Sprachpoetische Rede mit blumigen Bildern
Sehr poetisch, ja im wahrsten Sinn des Wortes blumig, gestaltete Muhammad Jijeh seine Rede. In der deutschsprachigen Version liest sich das gleich zu Beginn so: „Der Ursprung jeder Pflanze ist ein Same, somit ist auch der Mensch der Same im menschlichen Boden und in der zivilisierten menschlichen Gesellschaft. So, wie der Same eine Umgebung und einen geeigneten Boden braucht, braucht auch der Mensch eine geeignete Umgebung, um sich entfalten zu können, um ein wertvolles Mitglied der Gemeinschaft zu werden und um wirksam in der menschlichen Zivilisation zu sein.“
Der 20-jährige Schüler der Handelsakademie in Bruck an der Leitha (NÖ) wuchs im syrischen Aleppo auf: „Ich als Mitglied dieser menschlichen Gesellschaft hatte in meinem Heimatland Syrien nie die Gelegenheit, dieses produktive Individuum in der zivilisierten Gesellschaft zu sein, da dort jahrelang Krieg herrschte. … Die Windrichtung war gegen meinen Weg, die Bedingungen verhinderten mein Wachstum und die Umwelt verletzte mich. So überließ ich mich dem Spiel des Windes! Ich fasste den Entschluss, auszuwandern und nach einem geeigneten Klima zu suchen. Wie es das Schicksal so wollte, trieb es mich in ein anderes Land, das Österreich genannt wird.“
Flucht nur mit dem Bruder
Als Jugendlicher flüchtete er – nur mit einem Bruder, die Eltern wollten nicht weg, da der Vater als Rechtsanwalt kaum Chancen in einem anderen Land, einem anderen Rechtssystem gesehen hat – über die Türkei, das Mittelmeer nach Griechenland und weiter nach Mitteleuropa.

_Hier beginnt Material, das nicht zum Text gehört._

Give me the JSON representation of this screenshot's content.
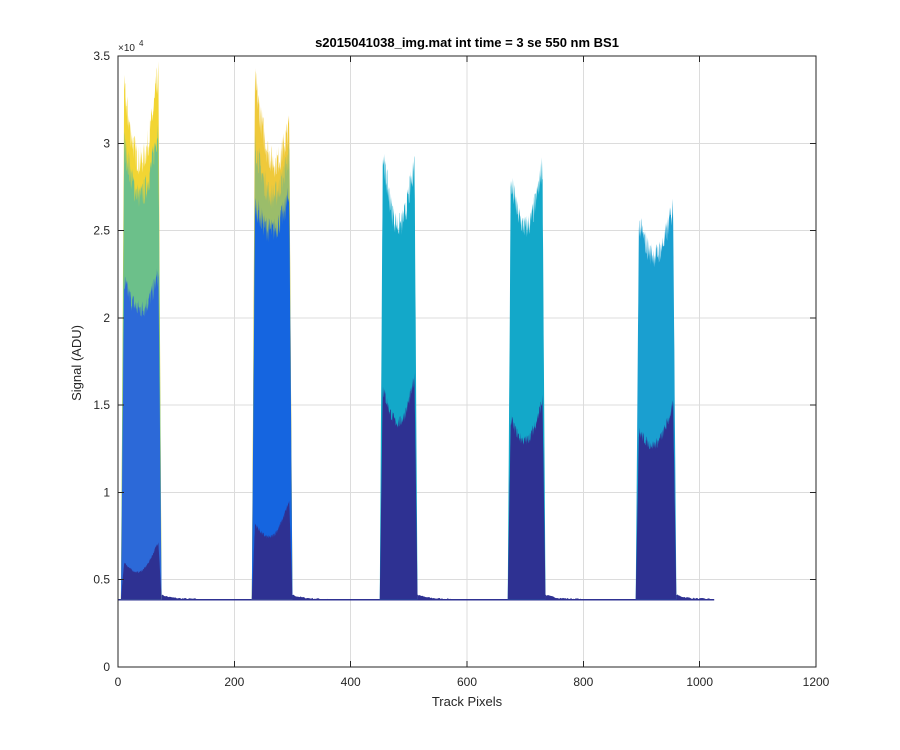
{
  "chart_data": {
    "type": "area",
    "title": "s2015041038_img.mat int time = 3 se  550 nm BS1",
    "xlabel": "Track Pixels",
    "ylabel": "Signal (ADU)",
    "y_exponent_label": "×10",
    "y_exponent_power": "4",
    "xlim": [
      0,
      1200
    ],
    "ylim": [
      0,
      35000
    ],
    "xticks": [
      0,
      200,
      400,
      600,
      800,
      1000,
      1200
    ],
    "yticks": [
      0,
      5000,
      10000,
      15000,
      20000,
      25000,
      30000,
      35000
    ],
    "xtick_labels": [
      "0",
      "200",
      "400",
      "600",
      "800",
      "1000",
      "1200"
    ],
    "ytick_labels": [
      "0",
      "0.5",
      "1",
      "1.5",
      "2",
      "2.5",
      "3",
      "3.5"
    ],
    "grid": true,
    "baseline": 3850,
    "data_range": [
      0,
      1025
    ],
    "tracks": [
      {
        "x_start": 5,
        "x_end": 75,
        "layers": [
          {
            "color": "#f2d533",
            "edge_left": 33000,
            "center": 29000,
            "edge_right": 34000
          },
          {
            "color": "#6cc08a",
            "edge_left": 30000,
            "center": 27000,
            "edge_right": 31000
          },
          {
            "color": "#2c69d8",
            "edge_left": 22000,
            "center": 20500,
            "edge_right": 22500
          },
          {
            "color": "#2e3192",
            "edge_left": 6000,
            "center": 5500,
            "edge_right": 7200
          }
        ]
      },
      {
        "x_start": 230,
        "x_end": 300,
        "layers": [
          {
            "color": "#efc93a",
            "edge_left": 33500,
            "center": 29000,
            "edge_right": 31000
          },
          {
            "color": "#9bbd6a",
            "edge_left": 30000,
            "center": 27000,
            "edge_right": 29500
          },
          {
            "color": "#1565e0",
            "edge_left": 26500,
            "center": 25000,
            "edge_right": 27000
          },
          {
            "color": "#2e3192",
            "edge_left": 8200,
            "center": 7500,
            "edge_right": 9500
          }
        ]
      },
      {
        "x_start": 450,
        "x_end": 515,
        "layers": [
          {
            "color": "#13a8c9",
            "edge_left": 29300,
            "center": 25300,
            "edge_right": 29000
          },
          {
            "color": "#2e3192",
            "edge_left": 16000,
            "center": 14000,
            "edge_right": 16500
          }
        ]
      },
      {
        "x_start": 670,
        "x_end": 735,
        "layers": [
          {
            "color": "#13a8c9",
            "edge_left": 27800,
            "center": 25200,
            "edge_right": 28800
          },
          {
            "color": "#2e3192",
            "edge_left": 14200,
            "center": 13000,
            "edge_right": 15300
          }
        ]
      },
      {
        "x_start": 890,
        "x_end": 960,
        "layers": [
          {
            "color": "#1a9fd0",
            "edge_left": 25400,
            "center": 23600,
            "edge_right": 26400
          },
          {
            "color": "#2e3192",
            "edge_left": 13500,
            "center": 12800,
            "edge_right": 15000
          }
        ]
      }
    ]
  }
}
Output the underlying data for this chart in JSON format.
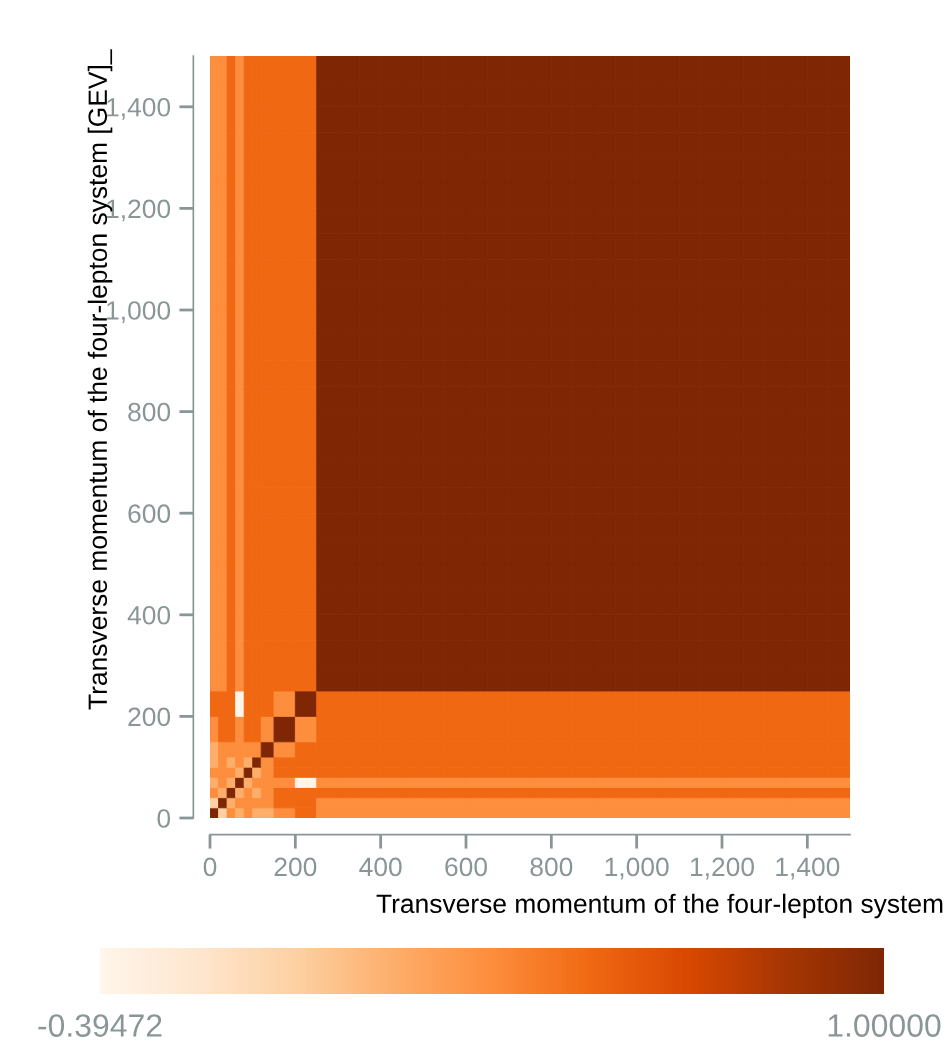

Vor fünf Jahren landete er im niederösterreichischen Bruck/Leitha, besuchte einen Deutschkurs. Den besten winkte eine Aufnahme in die Handelsakademie. Dort besucht er nun die vierte, also die vorletzte Klasse. Seit drei Jahren, so erzählt er dem Kinder-KURIER, „lebe und wohne ich in Wien, fahre aber täglich nach Bruck in die Schule. Das sind ungefähr eineinhalb Stunden mit der Bahn in eine Richtung.“ Die Fahrzeit nutzt er oft zum Lesen, beim Rückweg auch um „gleich Hausübungen zu machen“.
Neue Blätter, neue Sprache
„So habe ich mich entschieden zu wachsen, das heißt eine Schule zu betreten. Das habe ich getan. Es ist mir gelungen und ich habe von dem Klima, das ich gesucht habe, profitiert. Dieses Klima wurde von den Österreicherinnen und Österreichern erzeugt. Hier bin ich dann gewachsen, habe neue Blätter bekommen und dadurch eine neue Sprache gelernt.“
In Syrien hatte er in der Schule natürlich Arabisch sowie „Englisch und Französisch“. Fallen ihm also Sprachen leicht? „Nicht vom Lernen in der Schule, nur durchs Anwenden, das Reden mit anderen. So bin ich auch in Englisch viel besser geworden, als ich es in der Schule in Aleppo war. Mein Deutsch hat sich neben dem Kurs vor allem dadurch verbbessert, dass ich es im Kontakt mit anderen Menschen verwendet habe.“
Medizin
Nach der HAK will der 20-Jährige studieren – aber nicht einschlägiges wie Wirtschaft, „sondern Medizin, weil ich anderen Menschen helfen will“.
In seiner Rede (Arabisch) sagt er auf Deutsch: „Ich verhehle nicht, dass ich mir folgende Frage gestellt habe. Soll ich in mein Heimatland zurückkehren, nachdem ich gewachsen bin, nachdem ich reif geworden bin? Erfülle ich damit die Loyalität meinem Vaterland gegenüber? Oder bleibe ich in dem Land, das mir meine Wachstumsmöglichkeit zur Verfügung gestellt hat? Und gebe ich damit meinem neuen Zuhause etwas zurück? Bin ich dort angekommen, um zu bleiben?
Nach sehr vielen Überlegungen, habe ich mich für diese Option entschieden. Ich will eine besondere Pflanze sein, die in einem neuen Land wächst, weil das das beste Klima für mich war und immer noch ist. Und so habe ich mich entschieden, hier zu bleiben."